Melalui program Sejuta Rumah yang dicanangkan Presiden Joko Widodo pada 2015, Kementerian PUPR berupaya mengatasi kekurangan perumahan, khususnya bagi masyarakat berpenghasilan rendah. Pada 2020, program ini menuntaskan pembangunan 965.217 unit rumah, yang 772.324 unit rumah di antaranya untuk masyarakat berpenghasilan rendah. Sisanya, sebanyak 192.893 unit rumah, untuk warga selain masyarakat berpenghasilan rendah.
Melalui program Sejuta Rumah yang dicanangkan Presiden Joko Widodo pada 2015, Kementerian PUPR berupaya mengatasi kekurangan perumahan, khususnya bagi masyarakat berpenghasilan rendah.
Adapun salah satu cara membantu kelompok masyarakat kelas menengah sekaligus mendorong konsumsi di masa pandemi Covid-19 adalah melonggarkan aturan rasio pinjaman terhadap aset (LTV) bagi masyarakat yang memanfaatkan kredit pemilikan rumah (KPR). LTV yang dilonggarkan menjadi 100 persen, artinya uang muka KPR sebesar nol persen dari harga rumah. Namun, ada konsekuensi, yakni nilai cicilan lebih besar dibandingkan dengan nasabah KPR yang membayar uang muka tertentu, pada periode yang sama.
Di tengah upaya penyediaan rumah dari sisi kuantitas, aspek kualitas bangunan juga layak diperhatikan. Kualitas bangunan merupakan faktor penting karena berkaitan dengan keselamatan dan keamanan penghuni rumah.
Direktur Utama Pusat Pengelolaan Dana Pembiayaan Perumahan Arief Sabaruddin dalam sebuah diskusi secara dalam jaringan, beberapa waktu lalu, mengilustrasikan, lantai yang indah tidak akan menyelamatkan penghuni. Akan tetapi, rangka baja yang terangkai baik dan tidak terlihat di permukaan yang akan menyelamatkan penghuni rumah tersebut.

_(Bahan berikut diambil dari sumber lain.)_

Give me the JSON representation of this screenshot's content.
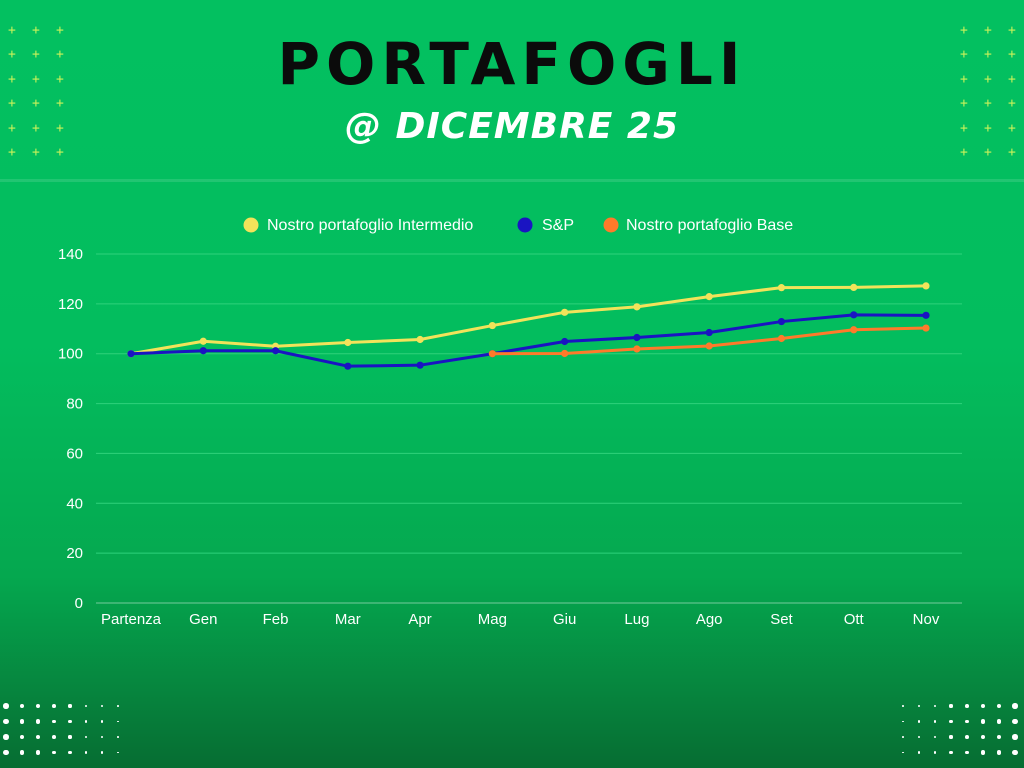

Begitu pula campuran cat yang mahal dan indah tidak akan menyelamatkan penghuni, tetapi campuran beton yang baik dan disembunyikan cat yang akan menyelamatkan penghuni.
Ilustrasi itu menunjukkan arti penting struktur tulangan baja dan campuran beton yang tepat dalam menjamin kekuatan bangunan. Unsur-unsur yang substantif dinilai lebih utama dibandingkan dengan aksesori yang terlihat.
Kembali ke persoalan hak atas rumah, semua warga, termasuk masyarakat berpenghasilan rendah, berhak mendapatkan rumah yang memenuhi persyaratan teknis kelayakan hunian. Aspek keselamatan, kesehatan, kenyamanan, dan kemudahan bagi penghuni mesti dipenuhi pengembang. Saatnya semua pihak bergandeng tangan mewujudkan hunian yang aman.